Being a historian of material culture is, of course, a big challenge during a pandemic and national lockdown. While I knew going into my dissertation that there was the possibility of the museums and archives not reopening at all in time for my deadlines, I was eternally hopeful it wouldn’t come to that.
So, when it got to the end of the summer and still the collections I needed were closed, it was starting to seem like I might not get to see things after all. This was why when my enquiry to a private dealer to view a pair of jumps she currently owned was accepted, I was over the moon.

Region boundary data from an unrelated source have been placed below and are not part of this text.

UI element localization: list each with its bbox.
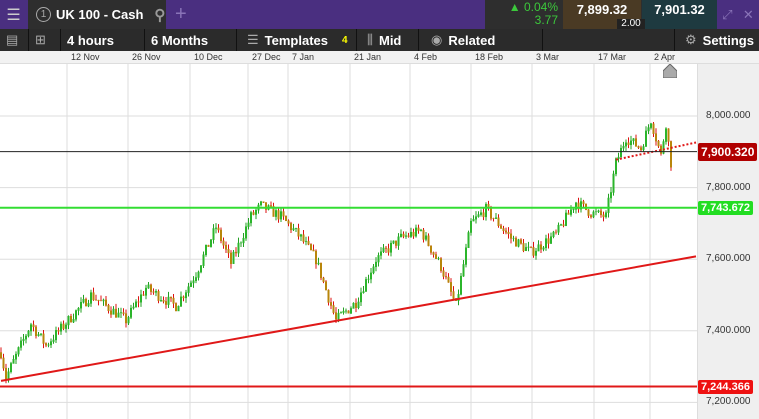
gear-icon: ⚙ (685, 32, 697, 47)
price-line-tag[interactable]: 7,244.366 (698, 379, 753, 394)
date-label: 2 Apr (654, 52, 676, 62)
price-type-button[interactable]: ⫼ Mid (357, 29, 419, 51)
hamburger-icon[interactable]: ☰ (0, 0, 27, 29)
date-label: 18 Feb (475, 52, 504, 62)
interval-label: 4 hours (67, 32, 114, 48)
spread-value: 2.00 (617, 19, 645, 29)
chart-toolbar: ▤ ⊞ 4 hours 6 Months ☰ Templates 4 ⫼ Mid ◉ R… (0, 29, 759, 51)
price-tick-label: 7,200.000 (706, 396, 751, 408)
add-tab-button[interactable]: + (175, 3, 187, 26)
instrument-tab[interactable]: 1 UK 100 - Cash ⚲ (28, 0, 166, 29)
grid-layout-icon: ⊞ (35, 32, 46, 47)
range-select[interactable]: 6 Months (145, 29, 237, 51)
date-label: 27 Dec (252, 52, 281, 62)
range-label: 6 Months (151, 32, 209, 48)
date-axis: 12 Nov 26 Nov 10 Dec 27 Dec 7 Jan 21 Jan 4 Feb… (0, 51, 759, 64)
templates-badge: 4 (342, 34, 348, 46)
templates-label: Templates (264, 32, 328, 48)
price-change: ▲ 0.04% 3.77 (500, 1, 558, 27)
change-absolute: 3.77 (534, 13, 558, 27)
date-label: 3 Mar (536, 52, 560, 62)
tab-number: 1 (36, 7, 51, 22)
date-label: 26 Nov (132, 52, 161, 62)
date-label: 10 Dec (194, 52, 223, 62)
date-label: 7 Jan (292, 52, 315, 62)
expand-icon[interactable]: ⤢ (722, 7, 732, 23)
date-label: 12 Nov (71, 52, 100, 62)
support-trendline (0, 255, 697, 382)
search-icon[interactable]: ⚲ (154, 6, 165, 24)
price-tick-label: 7,600.000 (706, 253, 751, 265)
list-icon: ▤ (6, 32, 19, 47)
price-line-tag[interactable]: 7,743.672 (698, 200, 753, 215)
price-type-label: Mid (378, 32, 402, 48)
buy-price-button[interactable]: 7,901.32 (642, 0, 717, 29)
price-axis[interactable]: 8,000.000 7,800.000 7,600.000 7,400.000 7,20… (697, 64, 759, 419)
tab-title: UK 100 - Cash (56, 7, 144, 22)
price-chart[interactable] (0, 64, 759, 419)
settings-label: Settings (702, 32, 754, 48)
price-tick-label: 7,800.000 (706, 181, 751, 193)
settings-button[interactable]: ⚙ Settings (674, 29, 759, 51)
eye-icon: ◉ (431, 32, 443, 47)
related-label: Related (448, 32, 496, 48)
date-label: 17 Mar (598, 52, 627, 62)
sliders-icon: ☰ (247, 32, 259, 47)
price-tick-label: 7,400.000 (706, 324, 751, 336)
date-label: 21 Jan (354, 52, 382, 62)
date-label: 4 Feb (414, 52, 438, 62)
layout-button[interactable]: ⊞ (29, 29, 61, 51)
list-button[interactable]: ▤ (0, 29, 29, 51)
close-icon[interactable]: ✕ (743, 7, 754, 23)
price-tick-label: 8,000.000 (706, 110, 751, 121)
candles-icon: ⫼ (367, 32, 373, 47)
templates-button[interactable]: ☰ Templates 4 (237, 29, 357, 51)
scroll-marker-icon[interactable] (663, 64, 677, 78)
price-line-tag[interactable]: 7,900.320 (698, 142, 758, 161)
top-bar: ☰ 1 UK 100 - Cash ⚲ + ▲ 0.04% 3.77 7,899.… (0, 0, 759, 29)
interval-select[interactable]: 4 hours (61, 29, 145, 51)
related-button[interactable]: ◉ Related (419, 29, 543, 51)
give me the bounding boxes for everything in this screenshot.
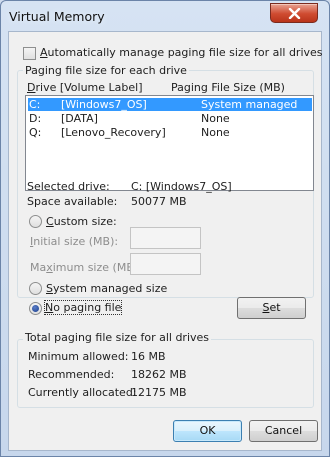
- minimum-allowed-value: 16 MB: [131, 350, 166, 363]
- paging-size: System managed: [201, 98, 298, 111]
- initial-size-label: Initial size (MB):: [30, 235, 119, 248]
- maximum-size-label: Maximum size (MB):: [30, 261, 142, 274]
- column-header-drive: Drive [Volume Label]: [27, 81, 143, 94]
- auto-manage-label[interactable]: Automatically manage paging file size fo…: [40, 46, 323, 59]
- custom-size-label[interactable]: Custom size:: [46, 215, 117, 228]
- system-managed-radio[interactable]: [29, 282, 42, 295]
- volume-label: [DATA]: [61, 112, 98, 125]
- cancel-button[interactable]: Cancel: [249, 420, 318, 442]
- close-icon: [288, 8, 301, 19]
- maximum-size-input[interactable]: [130, 253, 201, 275]
- initial-size-input[interactable]: [130, 227, 201, 249]
- set-button[interactable]: Set: [237, 297, 306, 319]
- ok-button[interactable]: OK: [173, 420, 242, 442]
- drive-letter: Q:: [29, 126, 42, 139]
- volume-label: [Windows7_OS]: [61, 98, 147, 111]
- window-title: Virtual Memory: [9, 9, 105, 24]
- virtual-memory-dialog: Virtual Memory Automatically manage pagi…: [0, 0, 330, 457]
- auto-manage-checkbox[interactable]: [23, 47, 36, 60]
- currently-allocated-label: Currently allocated:: [28, 386, 137, 399]
- list-item[interactable]: C: [Windows7_OS] System managed: [28, 98, 312, 111]
- no-paging-radio[interactable]: [29, 302, 42, 315]
- space-available-value: 50077 MB: [131, 195, 187, 208]
- dialog-body: Automatically manage paging file size fo…: [8, 31, 323, 451]
- close-button[interactable]: [270, 3, 318, 23]
- drive-list[interactable]: C: [Windows7_OS] System managed D: [DATA…: [25, 95, 314, 191]
- drive-letter: C:: [29, 98, 41, 111]
- drive-letter: D:: [29, 112, 42, 125]
- title-bar[interactable]: Virtual Memory: [1, 1, 329, 31]
- paging-file-group-title: Paging file size for each drive: [23, 64, 189, 77]
- currently-allocated-value: 12175 MB: [131, 386, 187, 399]
- list-item[interactable]: D: [DATA] None: [28, 112, 312, 125]
- paging-size: None: [201, 112, 230, 125]
- volume-label: [Lenovo_Recovery]: [61, 126, 166, 139]
- list-item[interactable]: Q: [Lenovo_Recovery] None: [28, 126, 312, 139]
- total-paging-group-title: Total paging file size for all drives: [23, 331, 212, 344]
- space-available-label: Space available:: [27, 195, 118, 208]
- column-header-size: Paging File Size (MB): [171, 81, 285, 94]
- custom-size-radio[interactable]: [29, 215, 42, 228]
- paging-size: None: [201, 126, 230, 139]
- minimum-allowed-label: Minimum allowed:: [28, 350, 129, 363]
- recommended-value: 18262 MB: [131, 368, 187, 381]
- system-managed-label[interactable]: System managed size: [46, 282, 167, 295]
- selected-drive-label: Selected drive:: [27, 180, 110, 193]
- recommended-label: Recommended:: [28, 368, 115, 381]
- no-paging-label[interactable]: No paging file: [43, 300, 123, 315]
- selected-drive-value: C: [Windows7_OS]: [131, 180, 232, 193]
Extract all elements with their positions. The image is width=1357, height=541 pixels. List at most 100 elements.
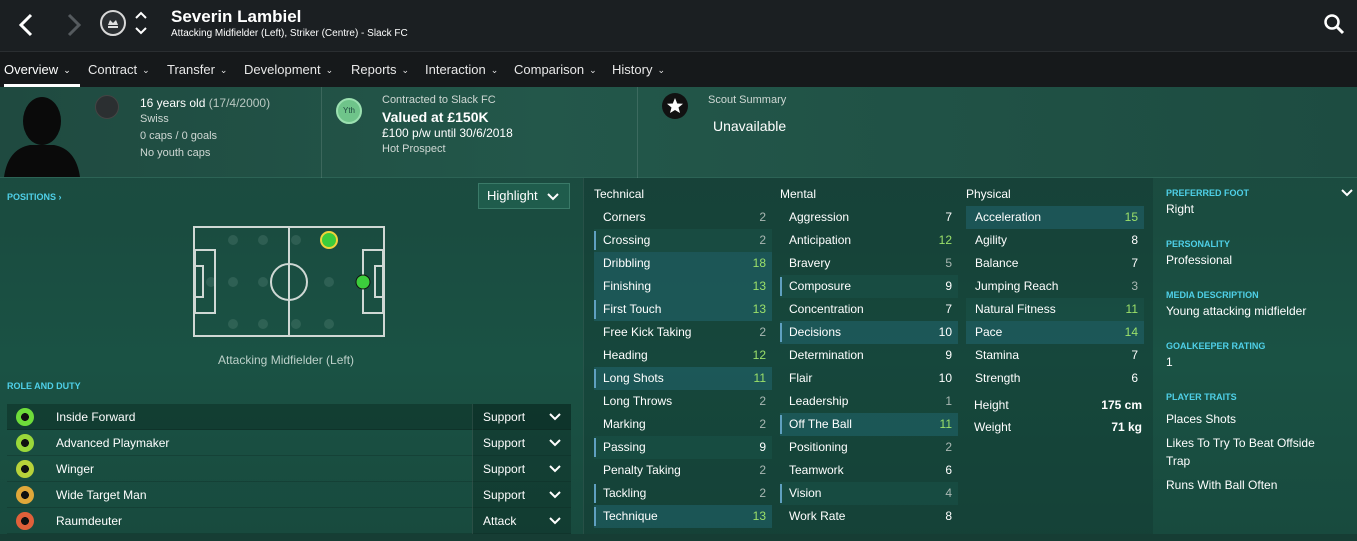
attribute-row-strength[interactable]: Strength 6 xyxy=(966,367,1144,390)
role-rating-icon xyxy=(16,460,34,478)
duty-dropdown[interactable]: Support xyxy=(472,430,571,456)
attribute-row-teamwork[interactable]: Teamwork 6 xyxy=(780,459,958,482)
tab-overview[interactable]: Overview ⌄ xyxy=(4,52,80,87)
attribute-row-determination[interactable]: Determination 9 xyxy=(780,344,958,367)
duty-dropdown[interactable]: Attack xyxy=(472,508,571,534)
attribute-row-anticipation[interactable]: Anticipation 12 xyxy=(780,229,958,252)
attribute-row-acceleration[interactable]: Acceleration 15 xyxy=(966,206,1144,229)
youth-caps: No youth caps xyxy=(140,147,211,159)
tab-label: Development xyxy=(244,62,321,77)
tab-label: Overview xyxy=(4,62,59,77)
role-name: Wide Target Man xyxy=(56,488,147,502)
attribute-row-jumping-reach[interactable]: Jumping Reach 3 xyxy=(966,275,1144,298)
attribute-row-first-touch[interactable]: First Touch 13 xyxy=(594,298,772,321)
attribute-name: Long Shots xyxy=(603,371,664,385)
attribute-value: 15 xyxy=(1124,210,1138,224)
preferred-foot-label: PREFERRED FOOT xyxy=(1166,188,1250,198)
attribute-name: Strength xyxy=(975,371,1021,385)
attribute-row-off-the-ball[interactable]: Off The Ball 11 xyxy=(780,413,958,436)
preferred-foot-value: Right xyxy=(1166,202,1195,216)
search-icon[interactable] xyxy=(1323,13,1345,35)
role-row[interactable]: Wide Target Man Support xyxy=(7,482,571,508)
positions-link[interactable]: POSITIONS › xyxy=(7,192,62,202)
attribute-row-penalty-taking[interactable]: Penalty Taking 2 xyxy=(594,459,772,482)
attribute-row-dribbling[interactable]: Dribbling 18 xyxy=(594,252,772,275)
player-cycle-icon[interactable] xyxy=(134,9,148,37)
attribute-value: 2 xyxy=(759,325,766,339)
chevron-down-icon: ⌄ xyxy=(325,65,334,76)
attribute-row-finishing[interactable]: Finishing 13 xyxy=(594,275,772,298)
attribute-row-corners[interactable]: Corners 2 xyxy=(594,206,772,229)
duty-dropdown[interactable]: Support xyxy=(472,482,571,508)
attribute-row-marking[interactable]: Marking 2 xyxy=(594,413,772,436)
role-row[interactable]: Winger Support xyxy=(7,456,571,482)
attribute-row-pace[interactable]: Pace 14 xyxy=(966,321,1144,344)
personality-value: Professional xyxy=(1166,253,1233,267)
attribute-value: 6 xyxy=(945,463,952,477)
attribute-name: Off The Ball xyxy=(789,417,852,431)
player-value: Valued at £150K xyxy=(382,109,489,125)
attribute-row-work-rate[interactable]: Work Rate 8 xyxy=(780,505,958,528)
tab-reports[interactable]: Reports ⌄ xyxy=(351,52,409,87)
highlight-dropdown[interactable]: Highlight xyxy=(478,183,570,209)
attribute-row-bravery[interactable]: Bravery 5 xyxy=(780,252,958,275)
attribute-row-natural-fitness[interactable]: Natural Fitness 11 xyxy=(966,298,1144,321)
attribute-row-technique[interactable]: Technique 13 xyxy=(594,505,772,528)
attribute-marker xyxy=(780,415,782,434)
duty-dropdown[interactable]: Support xyxy=(472,456,571,482)
forward-arrow-icon[interactable] xyxy=(60,10,86,40)
attribute-row-aggression[interactable]: Aggression 7 xyxy=(780,206,958,229)
attribute-value: 9 xyxy=(945,348,952,362)
attribute-row-positioning[interactable]: Positioning 2 xyxy=(780,436,958,459)
chevron-down-icon[interactable] xyxy=(1341,188,1353,197)
attribute-row-concentration[interactable]: Concentration 7 xyxy=(780,298,958,321)
tab-comparison[interactable]: Comparison ⌄ xyxy=(514,52,597,87)
personality-label: PERSONALITY xyxy=(1166,239,1231,249)
attribute-row-leadership[interactable]: Leadership 1 xyxy=(780,390,958,413)
attribute-row-agility[interactable]: Agility 8 xyxy=(966,229,1144,252)
attribute-value: 2 xyxy=(759,417,766,431)
attribute-row-balance[interactable]: Balance 7 xyxy=(966,252,1144,275)
attribute-row-decisions[interactable]: Decisions 10 xyxy=(780,321,958,344)
attribute-value: 2 xyxy=(759,210,766,224)
attribute-row-composure[interactable]: Composure 9 xyxy=(780,275,958,298)
attribute-value: 13 xyxy=(752,509,766,523)
tab-history[interactable]: History ⌄ xyxy=(612,52,665,87)
attribute-row-crossing[interactable]: Crossing 2 xyxy=(594,229,772,252)
attribute-value: 7 xyxy=(945,210,952,224)
attribute-row-flair[interactable]: Flair 10 xyxy=(780,367,958,390)
chevron-right-icon: › xyxy=(58,192,62,202)
tab-label: Contract xyxy=(88,62,138,77)
attribute-name: Bravery xyxy=(789,256,831,270)
club-crest-icon[interactable] xyxy=(100,10,126,36)
attribute-row-heading[interactable]: Heading 12 xyxy=(594,344,772,367)
attribute-row-stamina[interactable]: Stamina 7 xyxy=(966,344,1144,367)
attribute-name: Teamwork xyxy=(789,463,844,477)
attribute-row-long-shots[interactable]: Long Shots 11 xyxy=(594,367,772,390)
bottom-divider xyxy=(0,534,1357,541)
role-row[interactable]: Raumdeuter Attack xyxy=(7,508,571,534)
attribute-row-vision[interactable]: Vision 4 xyxy=(780,482,958,505)
role-row[interactable]: Inside Forward Support xyxy=(7,404,571,430)
back-arrow-icon[interactable] xyxy=(14,10,40,40)
player-age: 16 years old (17/4/2000) xyxy=(140,96,270,110)
title-bar: Severin Lambiel Attacking Midfielder (Le… xyxy=(0,0,1357,51)
tab-transfer[interactable]: Transfer ⌄ xyxy=(167,52,227,87)
attribute-row-long-throws[interactable]: Long Throws 2 xyxy=(594,390,772,413)
attribute-row-free-kick-taking[interactable]: Free Kick Taking 2 xyxy=(594,321,772,344)
duty-dropdown[interactable]: Support xyxy=(472,404,571,430)
role-row[interactable]: Advanced Playmaker Support xyxy=(7,430,571,456)
attribute-name: Positioning xyxy=(789,440,848,454)
attribute-name: Natural Fitness xyxy=(975,302,1056,316)
attribute-name: Crossing xyxy=(603,233,651,247)
attribute-row-tackling[interactable]: Tackling 2 xyxy=(594,482,772,505)
attribute-value: 1 xyxy=(945,394,952,408)
attribute-value: 18 xyxy=(752,256,766,270)
tab-interaction[interactable]: Interaction ⌄ xyxy=(425,52,498,87)
attribute-name: Penalty Taking xyxy=(603,463,681,477)
attribute-value: 2 xyxy=(759,233,766,247)
tab-development[interactable]: Development ⌄ xyxy=(244,52,333,87)
tab-contract[interactable]: Contract ⌄ xyxy=(88,52,150,87)
chevron-down-icon xyxy=(549,491,561,499)
attribute-row-passing[interactable]: Passing 9 xyxy=(594,436,772,459)
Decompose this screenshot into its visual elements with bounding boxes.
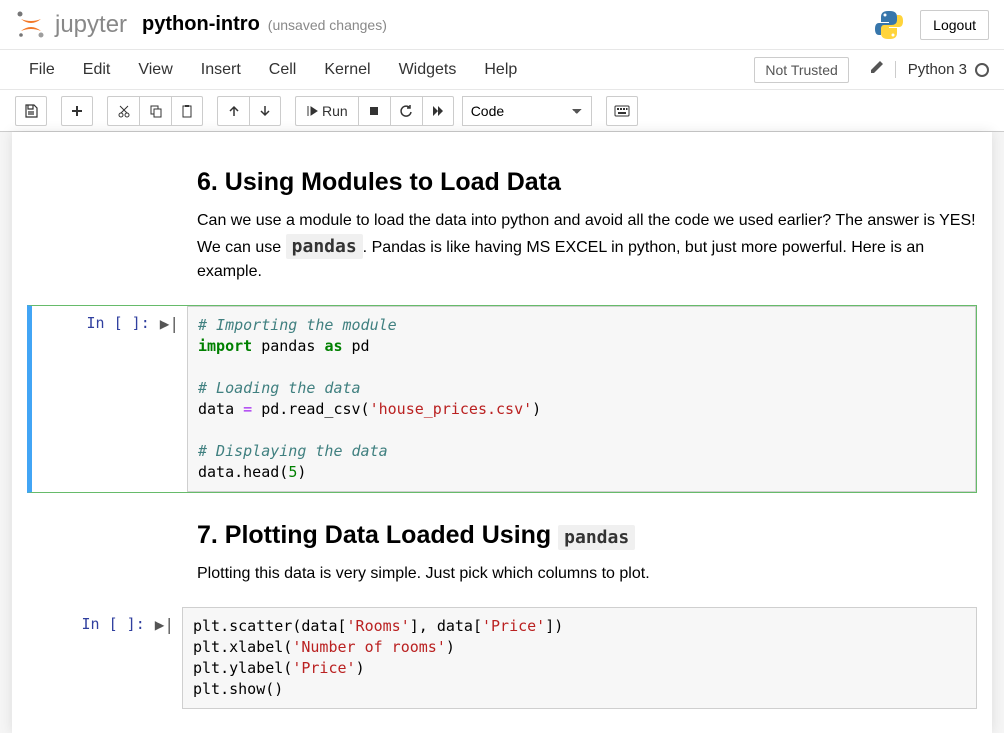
command-palette-button[interactable] (606, 96, 638, 126)
scissors-icon (117, 104, 131, 118)
menubar: File Edit View Insert Cell Kernel Widget… (0, 50, 1004, 90)
markdown-cell[interactable]: 7. Plotting Data Loaded Using pandas Plo… (27, 501, 977, 599)
restart-icon (399, 104, 413, 118)
paste-button[interactable] (171, 96, 203, 126)
prompt-label: In [ ]: (87, 314, 150, 332)
prompt-label: In [ ]: (82, 615, 145, 633)
kernel-indicator-icon (975, 63, 989, 77)
inline-code: pandas (286, 234, 363, 259)
heading-7: 7. Plotting Data Loaded Using pandas (197, 521, 977, 550)
copy-icon (149, 104, 163, 118)
menu-edit[interactable]: Edit (69, 53, 125, 87)
code-cell[interactable]: In [ ]: ▶| # Importing the module import… (27, 305, 977, 493)
heading-6: 6. Using Modules to Load Data (197, 168, 977, 197)
logout-button[interactable]: Logout (920, 10, 989, 40)
menu-cell[interactable]: Cell (255, 53, 311, 87)
stop-icon (368, 105, 380, 117)
interrupt-button[interactable] (358, 96, 390, 126)
collapse-icon[interactable]: ▶| (155, 615, 174, 634)
restart-button[interactable] (390, 96, 422, 126)
python-logo-icon (873, 9, 905, 41)
jupyter-logo-text: jupyter (55, 11, 127, 39)
save-icon (24, 104, 38, 118)
prompt: In [ ]: ▶| (27, 607, 182, 709)
header: jupyter python-intro (unsaved changes) L… (0, 0, 1004, 50)
markdown-cell[interactable]: 6. Using Modules to Load Data Can we use… (27, 148, 977, 297)
add-cell-button[interactable] (61, 96, 93, 126)
arrow-up-icon (227, 104, 241, 118)
menu-kernel[interactable]: Kernel (310, 53, 384, 87)
trust-badge[interactable]: Not Trusted (754, 57, 848, 83)
move-up-button[interactable] (217, 96, 249, 126)
jupyter-logo[interactable]: jupyter (15, 9, 127, 41)
code-input[interactable]: # Importing the module import pandas as … (187, 306, 976, 492)
pencil-icon[interactable] (869, 59, 885, 80)
toolbar: Run Code (0, 90, 1004, 132)
plus-icon (70, 104, 84, 118)
jupyter-logo-icon (15, 9, 47, 41)
kernel-name[interactable]: Python 3 (895, 61, 989, 78)
save-status: (unsaved changes) (268, 17, 387, 33)
cell-type-select[interactable]: Code (462, 96, 592, 126)
run-label: Run (322, 103, 348, 119)
arrow-down-icon (258, 104, 272, 118)
kernel-label: Python 3 (908, 61, 967, 78)
inline-code: pandas (558, 525, 635, 550)
collapse-icon[interactable]: ▶| (160, 314, 179, 333)
cut-button[interactable] (107, 96, 139, 126)
paragraph: Plotting this data is very simple. Just … (197, 562, 977, 586)
paragraph: Can we use a module to load the data int… (197, 209, 977, 284)
menu-view[interactable]: View (124, 53, 186, 87)
menu-file[interactable]: File (15, 53, 69, 87)
prompt: In [ ]: ▶| (32, 306, 187, 492)
code-cell[interactable]: In [ ]: ▶| plt.scatter(data['Rooms'], da… (27, 607, 977, 709)
restart-run-all-button[interactable] (422, 96, 454, 126)
menu-insert[interactable]: Insert (187, 53, 255, 87)
run-icon (306, 105, 318, 117)
paste-icon (180, 104, 194, 118)
fast-forward-icon (431, 104, 445, 118)
copy-button[interactable] (139, 96, 171, 126)
keyboard-icon (614, 105, 630, 117)
menu-widgets[interactable]: Widgets (385, 53, 471, 87)
code-input[interactable]: plt.scatter(data['Rooms'], data['Price']… (182, 607, 977, 709)
notebook-name[interactable]: python-intro (142, 13, 260, 36)
run-button[interactable]: Run (295, 96, 358, 126)
save-button[interactable] (15, 96, 47, 126)
menu-help[interactable]: Help (470, 53, 531, 87)
move-down-button[interactable] (249, 96, 281, 126)
notebook: 6. Using Modules to Load Data Can we use… (12, 132, 992, 733)
notebook-container: 6. Using Modules to Load Data Can we use… (0, 132, 1004, 733)
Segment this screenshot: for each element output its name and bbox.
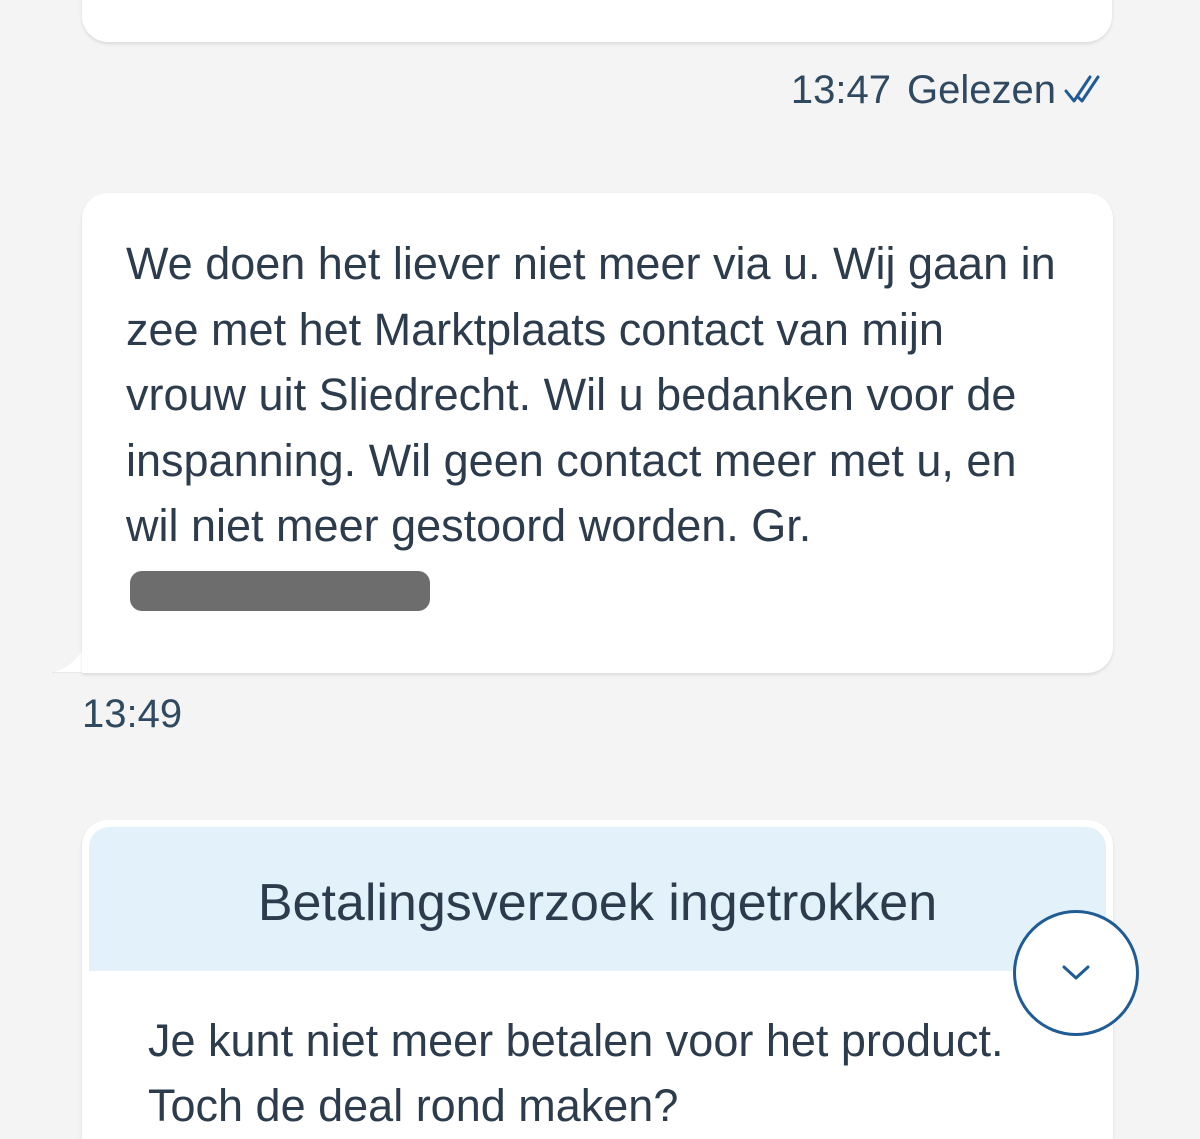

This was the first, and ultimately one of only three pairs, that I was able to see, handle and analyse in person. I spent a rapt several hours in the basement kitchen of the dealer’s house entranced by all the details only I would find fascinating after poring over the limited museum pictures I had managed to find online.
Most exciting, and valuable, was getting a true sense of the ‘hand’ of these garments, of really understanding what the weight, drape, warmth, textures, and shapes were like, the tactile experience of being with the garment. My most exciting moment was discovering that it was reworked from a pre-existing garment based on the unusual presence of silk inside the lining, and the placement of seamlines across pattern pieces. The discovery was not an unexpected one, reworking was common in the eighteenth-century, but it gave a real sense of connection to the lives these textiles go through and the iterations over time.
That kind of experience is one that simply cannot be matched by even the most detailed photos or videos in online catalogues.